В июле получил письмо: Кривенко радостно сообщал, что ему наконец разрешили перебраться из Глазова в Тару, к Софье Ермоласвне, к его дорогой Соне, и он, можно сказать, ожил. В письме неожиданно выразил убеждение, что Шелгунову и ему «надо было бы за какую-нибудь большую работу засесть».
Шелгунов решительно был не согласен. «Совсем не надо, - ответил он. Напротив, надо развивать публицистику... Наша беда, что мы теперь испугались. А собраться бы в одном журнале или газете, право, вышел бы недурной букет - и читали бы».
Нет, нельзя революционному публицисту уходить от своих прямых задач. Нельзя сдаваться.
ГЛАВА ТРИНАДЦАТАЯ
Он послал в Петербург прошение на имя градоначальника: не разрешит ли ему приехать в Петербург - проводить сына в кругосветное плавание. Сын, недавний гардемарин, а теперь мичман на клипере «Наездник», в сентябре 1886-го отплывает на три года.

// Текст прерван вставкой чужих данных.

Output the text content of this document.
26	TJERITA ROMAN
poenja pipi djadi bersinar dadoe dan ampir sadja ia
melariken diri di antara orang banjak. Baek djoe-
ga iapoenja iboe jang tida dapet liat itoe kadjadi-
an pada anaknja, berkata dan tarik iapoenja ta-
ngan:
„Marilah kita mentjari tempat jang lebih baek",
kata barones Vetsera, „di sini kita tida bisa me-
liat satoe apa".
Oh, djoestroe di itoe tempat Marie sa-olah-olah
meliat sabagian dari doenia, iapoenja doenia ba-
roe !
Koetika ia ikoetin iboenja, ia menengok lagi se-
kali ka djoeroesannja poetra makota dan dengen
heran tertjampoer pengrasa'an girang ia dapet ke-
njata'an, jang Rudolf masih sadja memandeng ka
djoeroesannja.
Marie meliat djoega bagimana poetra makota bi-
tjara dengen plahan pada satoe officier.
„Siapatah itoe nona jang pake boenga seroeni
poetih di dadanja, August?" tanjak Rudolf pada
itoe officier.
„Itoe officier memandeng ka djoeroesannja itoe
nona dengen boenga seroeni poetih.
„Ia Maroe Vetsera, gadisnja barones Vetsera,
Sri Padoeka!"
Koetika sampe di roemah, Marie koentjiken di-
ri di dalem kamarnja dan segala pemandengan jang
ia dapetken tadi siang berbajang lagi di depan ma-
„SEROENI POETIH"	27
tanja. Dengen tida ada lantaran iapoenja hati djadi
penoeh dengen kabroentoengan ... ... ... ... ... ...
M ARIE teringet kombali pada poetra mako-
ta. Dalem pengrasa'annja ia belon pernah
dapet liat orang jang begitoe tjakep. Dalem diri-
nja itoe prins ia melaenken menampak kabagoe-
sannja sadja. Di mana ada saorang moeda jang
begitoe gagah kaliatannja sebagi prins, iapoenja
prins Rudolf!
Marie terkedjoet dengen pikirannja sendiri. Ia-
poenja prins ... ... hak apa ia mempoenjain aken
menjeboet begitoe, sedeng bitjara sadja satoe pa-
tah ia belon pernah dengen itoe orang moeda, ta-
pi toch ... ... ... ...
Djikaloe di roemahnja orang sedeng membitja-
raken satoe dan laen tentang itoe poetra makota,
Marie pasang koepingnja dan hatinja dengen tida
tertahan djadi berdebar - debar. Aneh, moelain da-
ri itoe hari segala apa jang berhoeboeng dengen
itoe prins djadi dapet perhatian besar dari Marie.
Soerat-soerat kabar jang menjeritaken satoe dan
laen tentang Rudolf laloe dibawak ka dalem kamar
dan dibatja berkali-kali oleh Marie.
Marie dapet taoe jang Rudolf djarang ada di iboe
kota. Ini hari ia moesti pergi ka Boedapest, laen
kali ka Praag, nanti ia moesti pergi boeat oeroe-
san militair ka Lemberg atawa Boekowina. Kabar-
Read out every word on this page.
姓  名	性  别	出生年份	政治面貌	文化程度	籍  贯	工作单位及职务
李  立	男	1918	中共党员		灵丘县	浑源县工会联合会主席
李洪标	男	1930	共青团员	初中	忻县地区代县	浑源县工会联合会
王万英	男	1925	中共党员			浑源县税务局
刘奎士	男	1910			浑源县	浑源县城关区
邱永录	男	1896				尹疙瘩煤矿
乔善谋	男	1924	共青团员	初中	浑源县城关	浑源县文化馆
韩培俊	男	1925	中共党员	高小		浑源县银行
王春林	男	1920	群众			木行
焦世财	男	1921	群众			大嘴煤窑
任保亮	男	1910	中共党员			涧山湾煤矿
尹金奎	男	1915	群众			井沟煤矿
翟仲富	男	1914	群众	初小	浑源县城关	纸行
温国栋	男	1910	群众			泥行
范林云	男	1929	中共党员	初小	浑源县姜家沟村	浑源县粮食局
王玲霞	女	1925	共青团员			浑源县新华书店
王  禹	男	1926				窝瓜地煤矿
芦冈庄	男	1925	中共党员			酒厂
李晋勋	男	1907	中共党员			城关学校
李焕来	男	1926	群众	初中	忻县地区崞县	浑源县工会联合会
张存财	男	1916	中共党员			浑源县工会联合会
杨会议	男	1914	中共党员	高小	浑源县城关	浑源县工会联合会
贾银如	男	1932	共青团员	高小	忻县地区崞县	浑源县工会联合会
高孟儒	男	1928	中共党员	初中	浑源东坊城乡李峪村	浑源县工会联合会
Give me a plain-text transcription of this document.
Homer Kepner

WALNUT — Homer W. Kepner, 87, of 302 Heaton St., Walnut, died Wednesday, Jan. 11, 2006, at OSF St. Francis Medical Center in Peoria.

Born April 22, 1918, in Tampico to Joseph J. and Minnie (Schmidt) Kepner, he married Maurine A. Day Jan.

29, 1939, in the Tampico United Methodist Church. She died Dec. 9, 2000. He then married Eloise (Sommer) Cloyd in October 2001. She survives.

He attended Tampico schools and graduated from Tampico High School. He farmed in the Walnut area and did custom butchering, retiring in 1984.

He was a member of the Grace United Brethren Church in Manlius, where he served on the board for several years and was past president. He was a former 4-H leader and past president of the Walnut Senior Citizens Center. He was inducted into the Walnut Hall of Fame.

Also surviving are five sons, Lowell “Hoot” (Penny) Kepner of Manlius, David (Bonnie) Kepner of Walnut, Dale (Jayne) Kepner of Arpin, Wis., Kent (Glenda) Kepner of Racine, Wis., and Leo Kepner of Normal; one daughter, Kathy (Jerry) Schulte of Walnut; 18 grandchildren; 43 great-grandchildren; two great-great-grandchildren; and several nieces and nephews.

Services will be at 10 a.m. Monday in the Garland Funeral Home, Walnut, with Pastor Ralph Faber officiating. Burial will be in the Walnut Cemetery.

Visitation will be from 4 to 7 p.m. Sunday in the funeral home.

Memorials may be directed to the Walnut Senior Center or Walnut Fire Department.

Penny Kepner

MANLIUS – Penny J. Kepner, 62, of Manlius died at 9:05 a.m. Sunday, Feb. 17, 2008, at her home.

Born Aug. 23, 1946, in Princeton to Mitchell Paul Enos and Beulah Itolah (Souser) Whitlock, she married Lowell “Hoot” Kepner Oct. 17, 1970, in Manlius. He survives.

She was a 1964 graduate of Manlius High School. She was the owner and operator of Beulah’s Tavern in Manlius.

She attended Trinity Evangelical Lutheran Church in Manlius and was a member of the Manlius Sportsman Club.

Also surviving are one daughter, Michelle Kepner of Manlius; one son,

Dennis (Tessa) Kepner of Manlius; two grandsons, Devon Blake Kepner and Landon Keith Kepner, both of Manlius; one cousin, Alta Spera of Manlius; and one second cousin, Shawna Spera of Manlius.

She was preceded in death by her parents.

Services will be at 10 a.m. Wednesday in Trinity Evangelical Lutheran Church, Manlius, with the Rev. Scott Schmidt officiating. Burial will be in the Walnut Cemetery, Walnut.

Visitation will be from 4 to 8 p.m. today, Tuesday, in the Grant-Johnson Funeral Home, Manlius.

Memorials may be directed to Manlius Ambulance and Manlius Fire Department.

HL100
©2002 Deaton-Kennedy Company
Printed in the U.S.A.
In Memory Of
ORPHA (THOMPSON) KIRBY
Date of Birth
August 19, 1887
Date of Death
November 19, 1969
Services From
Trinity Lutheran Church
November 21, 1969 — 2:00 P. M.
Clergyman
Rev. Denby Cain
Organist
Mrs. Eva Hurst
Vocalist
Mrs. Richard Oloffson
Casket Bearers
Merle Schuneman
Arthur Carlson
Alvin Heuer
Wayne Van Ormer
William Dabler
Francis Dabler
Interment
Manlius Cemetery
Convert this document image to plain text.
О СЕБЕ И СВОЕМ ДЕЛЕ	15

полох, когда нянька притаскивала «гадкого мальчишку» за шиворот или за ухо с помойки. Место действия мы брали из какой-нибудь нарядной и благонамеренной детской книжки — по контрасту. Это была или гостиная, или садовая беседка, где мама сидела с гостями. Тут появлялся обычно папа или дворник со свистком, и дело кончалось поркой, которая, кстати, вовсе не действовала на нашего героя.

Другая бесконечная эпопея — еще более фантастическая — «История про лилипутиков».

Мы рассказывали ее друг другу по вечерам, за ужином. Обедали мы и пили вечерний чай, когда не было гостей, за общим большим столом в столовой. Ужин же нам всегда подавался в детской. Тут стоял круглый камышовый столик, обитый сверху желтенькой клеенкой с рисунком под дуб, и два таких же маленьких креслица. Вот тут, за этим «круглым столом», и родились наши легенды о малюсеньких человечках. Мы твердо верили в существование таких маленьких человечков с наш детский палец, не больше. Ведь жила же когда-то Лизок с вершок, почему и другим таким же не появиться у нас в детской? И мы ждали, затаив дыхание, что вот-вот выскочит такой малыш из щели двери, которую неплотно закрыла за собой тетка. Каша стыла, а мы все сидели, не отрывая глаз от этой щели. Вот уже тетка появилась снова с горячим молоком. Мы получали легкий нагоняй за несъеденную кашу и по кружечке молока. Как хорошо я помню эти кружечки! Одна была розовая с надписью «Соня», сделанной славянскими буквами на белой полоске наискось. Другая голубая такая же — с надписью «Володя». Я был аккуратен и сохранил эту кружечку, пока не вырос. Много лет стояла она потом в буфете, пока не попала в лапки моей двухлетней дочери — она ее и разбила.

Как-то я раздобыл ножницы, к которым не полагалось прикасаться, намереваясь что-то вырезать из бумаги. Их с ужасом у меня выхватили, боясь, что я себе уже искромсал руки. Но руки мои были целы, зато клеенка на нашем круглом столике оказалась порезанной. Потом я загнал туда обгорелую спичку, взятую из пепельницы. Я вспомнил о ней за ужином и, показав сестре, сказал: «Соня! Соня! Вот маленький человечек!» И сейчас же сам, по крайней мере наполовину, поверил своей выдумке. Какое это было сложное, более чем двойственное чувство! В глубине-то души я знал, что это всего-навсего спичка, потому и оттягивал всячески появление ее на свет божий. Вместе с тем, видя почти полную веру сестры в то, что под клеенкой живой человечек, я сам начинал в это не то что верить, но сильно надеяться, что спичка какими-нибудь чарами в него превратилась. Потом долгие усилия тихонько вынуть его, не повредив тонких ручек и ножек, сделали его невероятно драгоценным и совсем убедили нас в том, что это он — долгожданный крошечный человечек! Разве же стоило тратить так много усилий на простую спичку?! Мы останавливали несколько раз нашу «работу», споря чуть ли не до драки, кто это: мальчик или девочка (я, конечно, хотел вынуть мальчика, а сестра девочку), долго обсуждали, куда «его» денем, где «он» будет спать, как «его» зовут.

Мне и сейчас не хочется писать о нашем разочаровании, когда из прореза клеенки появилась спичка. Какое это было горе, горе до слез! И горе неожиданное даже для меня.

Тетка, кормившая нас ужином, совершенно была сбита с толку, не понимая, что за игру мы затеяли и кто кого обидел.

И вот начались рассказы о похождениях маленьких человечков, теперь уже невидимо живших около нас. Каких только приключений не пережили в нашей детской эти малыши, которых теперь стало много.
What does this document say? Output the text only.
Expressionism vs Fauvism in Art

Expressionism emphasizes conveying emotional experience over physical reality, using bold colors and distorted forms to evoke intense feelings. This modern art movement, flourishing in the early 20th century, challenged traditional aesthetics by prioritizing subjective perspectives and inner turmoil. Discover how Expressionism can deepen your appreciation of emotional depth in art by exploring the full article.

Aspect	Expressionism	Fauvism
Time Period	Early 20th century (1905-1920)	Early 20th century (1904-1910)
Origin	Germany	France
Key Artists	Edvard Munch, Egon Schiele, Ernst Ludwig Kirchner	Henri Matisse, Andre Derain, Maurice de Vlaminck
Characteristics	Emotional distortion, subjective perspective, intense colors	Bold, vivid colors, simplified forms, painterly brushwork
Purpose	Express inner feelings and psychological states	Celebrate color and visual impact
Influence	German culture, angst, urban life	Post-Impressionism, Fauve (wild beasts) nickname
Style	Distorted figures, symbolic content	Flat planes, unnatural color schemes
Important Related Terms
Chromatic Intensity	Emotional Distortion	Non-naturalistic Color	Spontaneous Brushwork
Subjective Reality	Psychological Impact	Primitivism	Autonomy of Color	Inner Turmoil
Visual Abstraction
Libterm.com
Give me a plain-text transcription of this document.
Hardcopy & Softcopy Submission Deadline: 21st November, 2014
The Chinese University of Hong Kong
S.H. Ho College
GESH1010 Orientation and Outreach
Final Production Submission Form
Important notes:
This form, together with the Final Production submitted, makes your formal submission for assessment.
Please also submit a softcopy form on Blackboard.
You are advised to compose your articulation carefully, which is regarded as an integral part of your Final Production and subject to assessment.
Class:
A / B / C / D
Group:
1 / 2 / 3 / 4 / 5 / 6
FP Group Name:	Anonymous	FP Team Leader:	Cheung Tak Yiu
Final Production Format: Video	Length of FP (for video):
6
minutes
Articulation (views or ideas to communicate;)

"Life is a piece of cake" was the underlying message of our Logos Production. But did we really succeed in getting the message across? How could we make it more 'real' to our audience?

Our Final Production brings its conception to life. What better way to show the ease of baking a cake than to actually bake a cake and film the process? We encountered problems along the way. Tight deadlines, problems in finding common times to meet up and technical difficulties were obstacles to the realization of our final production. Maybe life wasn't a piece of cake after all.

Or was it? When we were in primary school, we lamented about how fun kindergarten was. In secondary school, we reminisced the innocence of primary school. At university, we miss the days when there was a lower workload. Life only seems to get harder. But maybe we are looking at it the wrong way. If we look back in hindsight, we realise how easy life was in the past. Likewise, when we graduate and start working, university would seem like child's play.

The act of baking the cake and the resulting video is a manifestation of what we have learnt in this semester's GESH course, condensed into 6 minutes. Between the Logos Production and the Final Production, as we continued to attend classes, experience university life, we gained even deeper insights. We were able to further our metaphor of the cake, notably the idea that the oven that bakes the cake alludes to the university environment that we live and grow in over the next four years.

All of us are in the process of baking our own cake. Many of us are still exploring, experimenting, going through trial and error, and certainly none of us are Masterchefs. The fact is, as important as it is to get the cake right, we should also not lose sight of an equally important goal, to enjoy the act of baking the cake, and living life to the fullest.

Вскоре смоленский губернатор известил Шелгунова, что разрешение - на две недели - получено, подписал его, однако, не петербургский градоначальник, а теперешний директор департамента полиции Дурново. Значит, прошение было переправлено градоначальником в департамент полиции.
Коля известил в письме, что командир клипера дал ему отпуск из Кронштадта в Петербург - на те же две недели.
Шелгунов приехал в Смоленск, тут ему выдали в полиции «проходное свидетельство», списали приметы (совершенно как с арестанта), и с этим свидетельством выехал он в Петербург.
В знакомой гостинице «Пале-Рояль» на Пушкинской улице Николай Васильевич и Коля заняли номер вдвоем.
В той же гостинице, в том же коридоре уже занимал номер Михайловский. При встрече он рассказал, между прочим, о тяжелой болезни Михаила Евграфовича Салтыкова, и в тот же день, к вечеру, Шелгунов решил больного навестить.
Подъехал на извозчике к дому на Литейном, где Салтыков жил уже много лет, поднялся по лестнице. Позвонил. Дверь отворила горничная. Пошла передать Михаилу Евграфовичу о том, кто пришел, и затем проводила Шелгунова через полутемную переднюю в кабинет.
В большом и сумрачном кабинете Шелгунов окинул взглядом книжные шкафы вдоль стен, кресла и диван с зеленой обивкой. За письменным столом при слабом свете керосиновой лампы сутулился Михаил Евграфович. Шелгунов извинился, что пришел, возможно, в неудобный час...
- По вечерам даже доктора ко мне не ходят, - угрюмо сказал Салтыков.
Говорил он прерывисто, с одышкой. Его худые плечи, накрытые пледом, содрогались от кашля. Он пожаловался, что все его забыли. Доктор навещает всего два раза в неделю.
- Приедет в белом жилете, посидит пять минут и уйдет.
- Вы сильно кашляете...
- Кашляю? Лаю, как собака!
Шелгунов спросил, позволяет ли ему здоровье работать, писать.
- Больше вершка в день написать не могу! - ответил Салтыков, и в глазах его блеснуло отчаяние.
Но сейчас на его столе Шелгунов видел множество листов бумаги, исписанных убористым почерком. Припомнились разговоры о невероятной трудоспособности Салтыкова-Щедрина, и подумалось, что «не больше вершка в день» - это лишь по его мерке, это означает лишь несоответствие сделанного всему, что задумано. Шелгунов шел сюда, готовый пожаловаться на собственную трудную жизнь, а тут подумал: грех жаловаться, когда перед глазами такой пример... Боясь утомить больного, он скоро раскланялся.
В этот вечер он больше никуда не пошел.
На другой день навестил Людмилу Петровну. Жила она теперь одна. Дочь свою в прошлом году она забрала из Анненшуле и отдала в закрытое учебное заведение - Институт принца Ольденбургского. Что-то зарабатывала переводами для журнала «Живописное обозрение стран света». Миша взялся быть домашним учителем в одном состоятельном семействе, там и жил.